MASSIMILIANO MAGNI:Il Napoli al completo, incluso Milik, ha soltanto un punto in più di una Roma senza Ruediger, Mario Rui e Vermaelen. Questo va ricordato”.

UGO TRANI: “Gerson? L’augurio che mi faccio è che possa andare in prestito a gennaio, Spalletti gli consigliò già a gennaio scorso di andare al Frosinone. Al momento Gerson non è un problema tecnico ma economico. Sulla vicenda multe allo stadio credo che l’obbiettivo sia quello di creare uno stadio simile ad una ‘bolla’, con cori predefiniti, ad esempio”.

MAURIZIO CATALANI: “Triste pensare che Napoli-Roma sia già una sfida per il secondo posto. Con questa Juventus pensare allo scudetto penso sia difficile. I ritorni di Ruediger e Mario Rui saranno fondamentali; al momento Naiggolan è fuori forma e a Napoli potrebbe partire dalla panchina. Sono dell’idea che Spalletti metterà in campo la stessa formazione schierata con l’Inter”.

MARCO CASSETTI: “Sono dell’idea che con Gabbiadini il Napoli non sentirà troppo l’assenza di Milik. Se hanno investito tanto in lui vuol dire che ci crede, non penso che vengano investiti tutti quei soldi per un’alternativa. Rispetto a Milik o Higuin, Gabbiadini non è un centravanti, per me è più una seconda punta”.

ALESSANDRO ANGELONI: “Perdere a Napoli complicherebbe il cammino della Roma, non solo per i punti in palio ma per la consapevolezza della squadra. Il Napoli mi sembra più pericolosa quest’anno senza Higuain che l’anno scorso: gioca più di squadra, senza un punto di riferimento davanti”.

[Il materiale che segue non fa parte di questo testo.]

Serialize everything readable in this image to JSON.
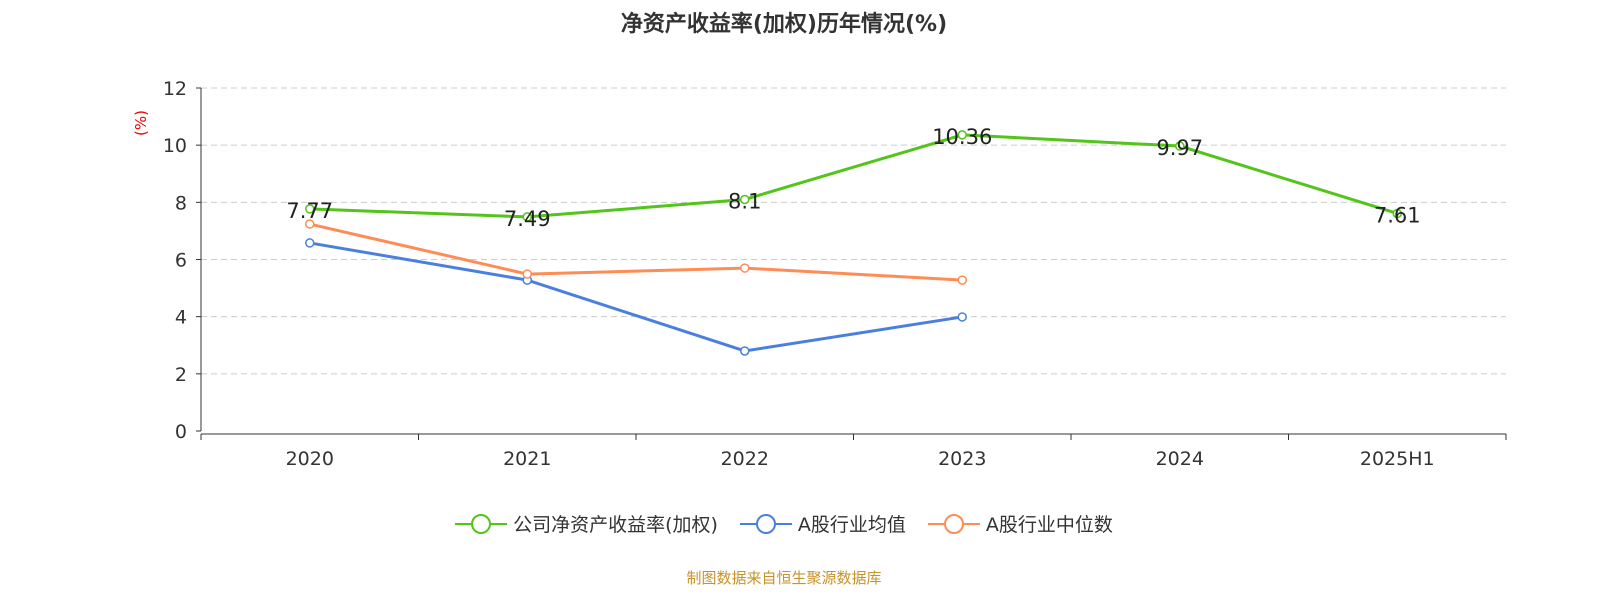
{
  "chart_data": {
    "type": "line",
    "title": "净资产收益率(加权)历年情况(%)",
    "ylabel": "(%)",
    "categories": [
      "2020",
      "2021",
      "2022",
      "2023",
      "2024",
      "2025H1"
    ],
    "ylim": [
      0,
      12
    ],
    "yticks": [
      0,
      2,
      4,
      6,
      8,
      10,
      12
    ],
    "grid": true,
    "legend_position": "bottom",
    "series": [
      {
        "name": "公司净资产收益率(加权)",
        "color": "#52c41a",
        "values": [
          7.77,
          7.49,
          8.1,
          10.36,
          9.97,
          7.61
        ],
        "labels": [
          "7.77",
          "7.49",
          "8.1",
          "10.36",
          "9.97",
          "7.61"
        ]
      },
      {
        "name": "A股行业均值",
        "color": "#4a7fe0",
        "values": [
          6.58,
          5.28,
          2.8,
          3.99,
          null,
          null
        ]
      },
      {
        "name": "A股行业中位数",
        "color": "#ff8c55",
        "values": [
          7.24,
          5.49,
          5.7,
          5.28,
          null,
          null
        ]
      }
    ]
  },
  "source": "制图数据来自恒生聚源数据库"
}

MAX TONETTO: “Con Gabbiadini il Napoli giocherà meglio, ha sicuramente meno gol nei piedi di Milik ma ti fa giocare meglio la squadra”.

LUCA VALDISERRI: “Nel ruolo di trequartista dietro a Dzeko secondo me non vanno bene né Florenzi né Nainggolan, lì ci vuole un giocatore che ha piedi con più qualità. Spalletti farà delle scelte soprattutto sulla salute dei giocatori: ad esempio Dzeko è molto in forma. Questa è una partita importante anche per il morale delle due squadre”

ALESSANDRO CRISTOFORI: “Dzeko è un personaggio ritrovato, ha fatto anche due gol con la Bosnia. Magari dopo Napoli-Roma potrebbe nascere una nuova storia d’amore con la squadra giallorossa, scrollandosi di dosso anche dei pregiudizi. Bisognerà capire se Nainggolan riuscirà a giocare sabato”.

PAOLO CENTO: “Credo che l’uomo partita in Napoli-Roma possa essere Diego Perotti. Non ha avuto un inizio brillante come nella passata stagione ma secondo me sabato può essere l’elemento decisivo per i giallorossi. Se la Roma va a vincere a Napoli ci può essere la svolta della stagione: ci vuole grande concentrazione ma anche grande cattiveria”.

GUIDO ZAPPAVIGNA: “Su l’uomo partita di Napoli-Roma sono indeciso tra Dzeko e Salah. Secondo me sarà l’occasione per l’egiziano di aggiustare la mira e trovare il gol: l’abbiamo visto devastante nella corsa ma poco lucido sotto porta, credo che i rimproveri bonari di Spalletti possano avergli fatto bene e che al San Paolo lo vedremo più reattivo. Credo possa essere l’uomo vincente”.